Reverend Jenny Kilgour hosted Viktoria Koval on language exchange visits and wants to once again welcome the law student to her home. But – even though she has the written consent of her parents – Viktoria is barred from taking part in the Homes for Ukraine scheme because she has not yet turned 18 and would not be coming to the UK to reunite with a parent or legal guardian.
Clive Betts, who chairs the Westminster Levelling Up committee which scrutinises how the UK is supporting Ukrainian refugees, said he hoped the “Home Office would actually get this sorted” and help people such as Viktoria who are in “dire circumstances” but have “a loving home to come to” in the UK.
He had a clear message for Viktoria, who is from Vinnytsia, south west of Kyiv, and has had to take shelter in her family’s basement.
He said: “I think a lot of people in the UK will be thinking about you, thinking about the trauma and the struggle you have gone through and wishing we could offer you the home that you obviously need and want.”
Attacking the Government, he said: “I think the scheme is dysfunctional. This is a very moving case but unfortunately there are very many of them.
“It is not just an individual problem. It is a [systemic] problem that needs rectifying.
“We are getting so many stories of people [who] have got someone to go to, they make contact, they know the person, and there’s an awful hold-up with the visas in a way that isn’t happening in other countries.”
He had little doubt where blame lay, saying: “If something is going to go wrong, the Home Office is probably behind it…
“Even we struggle to get through to the Home Office, I have to say. It is so difficult with their systems.”
Former immigration minister Caroline Nokes said the visas rules were causing “enormous upset and frustration” .

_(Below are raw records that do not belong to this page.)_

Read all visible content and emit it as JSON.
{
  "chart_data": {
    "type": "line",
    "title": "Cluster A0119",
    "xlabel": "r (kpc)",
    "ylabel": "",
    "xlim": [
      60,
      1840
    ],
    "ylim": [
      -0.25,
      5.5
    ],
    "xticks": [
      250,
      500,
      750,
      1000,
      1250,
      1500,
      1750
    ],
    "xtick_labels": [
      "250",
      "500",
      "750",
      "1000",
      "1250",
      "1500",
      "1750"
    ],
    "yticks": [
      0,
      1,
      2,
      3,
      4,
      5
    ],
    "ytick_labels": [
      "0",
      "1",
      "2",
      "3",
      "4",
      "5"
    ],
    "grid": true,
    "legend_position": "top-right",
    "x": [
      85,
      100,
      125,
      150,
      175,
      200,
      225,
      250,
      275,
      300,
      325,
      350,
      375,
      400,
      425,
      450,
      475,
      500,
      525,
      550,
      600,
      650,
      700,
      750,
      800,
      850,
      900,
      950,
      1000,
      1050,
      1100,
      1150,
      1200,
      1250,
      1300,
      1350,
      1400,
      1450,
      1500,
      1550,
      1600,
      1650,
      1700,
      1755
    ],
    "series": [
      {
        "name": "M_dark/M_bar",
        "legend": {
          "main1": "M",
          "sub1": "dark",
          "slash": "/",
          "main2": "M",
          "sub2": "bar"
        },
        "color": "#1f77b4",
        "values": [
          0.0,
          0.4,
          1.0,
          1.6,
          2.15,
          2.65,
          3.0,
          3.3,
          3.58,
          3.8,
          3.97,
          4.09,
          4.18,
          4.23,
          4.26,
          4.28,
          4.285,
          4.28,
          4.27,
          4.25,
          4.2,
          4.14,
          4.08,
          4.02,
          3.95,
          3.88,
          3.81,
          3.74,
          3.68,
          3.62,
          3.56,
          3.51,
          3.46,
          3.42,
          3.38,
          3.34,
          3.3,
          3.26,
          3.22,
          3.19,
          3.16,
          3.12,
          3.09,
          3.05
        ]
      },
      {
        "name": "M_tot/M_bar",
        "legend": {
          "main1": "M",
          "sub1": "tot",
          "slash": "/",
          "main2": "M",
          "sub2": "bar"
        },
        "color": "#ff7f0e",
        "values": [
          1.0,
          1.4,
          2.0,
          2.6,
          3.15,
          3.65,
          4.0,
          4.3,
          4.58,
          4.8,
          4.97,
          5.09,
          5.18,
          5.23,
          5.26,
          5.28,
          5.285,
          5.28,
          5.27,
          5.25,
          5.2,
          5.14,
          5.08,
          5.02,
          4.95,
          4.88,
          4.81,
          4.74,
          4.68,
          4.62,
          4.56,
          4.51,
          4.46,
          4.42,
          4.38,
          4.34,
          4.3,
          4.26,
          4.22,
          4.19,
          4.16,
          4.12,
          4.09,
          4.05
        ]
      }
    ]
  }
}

She said: “I am very conscious that there are a number of young Ukrainians seeking to come to the UK under the Homes for Ukraine scheme. Indeed, I am aware of one in my own constituency, but the guidance I have been given from the Home Office is they are not eligible unless reuniting with a parent or guardian.
“It has caused enormous upset and frustration here, in some instances sponsors being able to offer a home to one young person but not their sibling.
“It is important that the scheme is with the joint agreement of the UK and Ukrainian Governments and Ukraine has been pretty clear on this issue. But it does strike me that there needs to be an element of discretion available.”
The Ukrainian Embassy has said that if the right permissions are secured then minors can “travel out of Ukraine during martial law”.
However, a Government spokeswoman said: “Due to safeguarding concerns, unaccompanied minors are only eligible under the Homes for Ukraine scheme if they are reuniting with a parent or legal guardian in the UK. There are no plans to make those trying to sponsor unaccompanied children ‘guardians’.”
Conservative MP Ben Everitt stressed that the issue of unaccompanied minors is “delicate and complicated” and work was underway across the Government to address individual cases.
He said: “We can be rightly proud of how our communities have opened their arms to Ukrainians fleeing Russian brutality. In Milton Keynes families have welcomed refugees like Lidia Vynogradna and her daughter into their homes.
“Lidia is a former Ukrainian gymnast and has judged gymnastics at several Olympic Games. I was pleased to be able to help the Home Office process her visa to get her and her daughter here.
“When it comes to unaccompanied minors, the situation is obviously very delicate and complicated. We know many young people require special support and we’re working across government to see what we can do to help individual cases.
“As a nation we have thrown our arms around our Ukrainian friends with love and compassion.”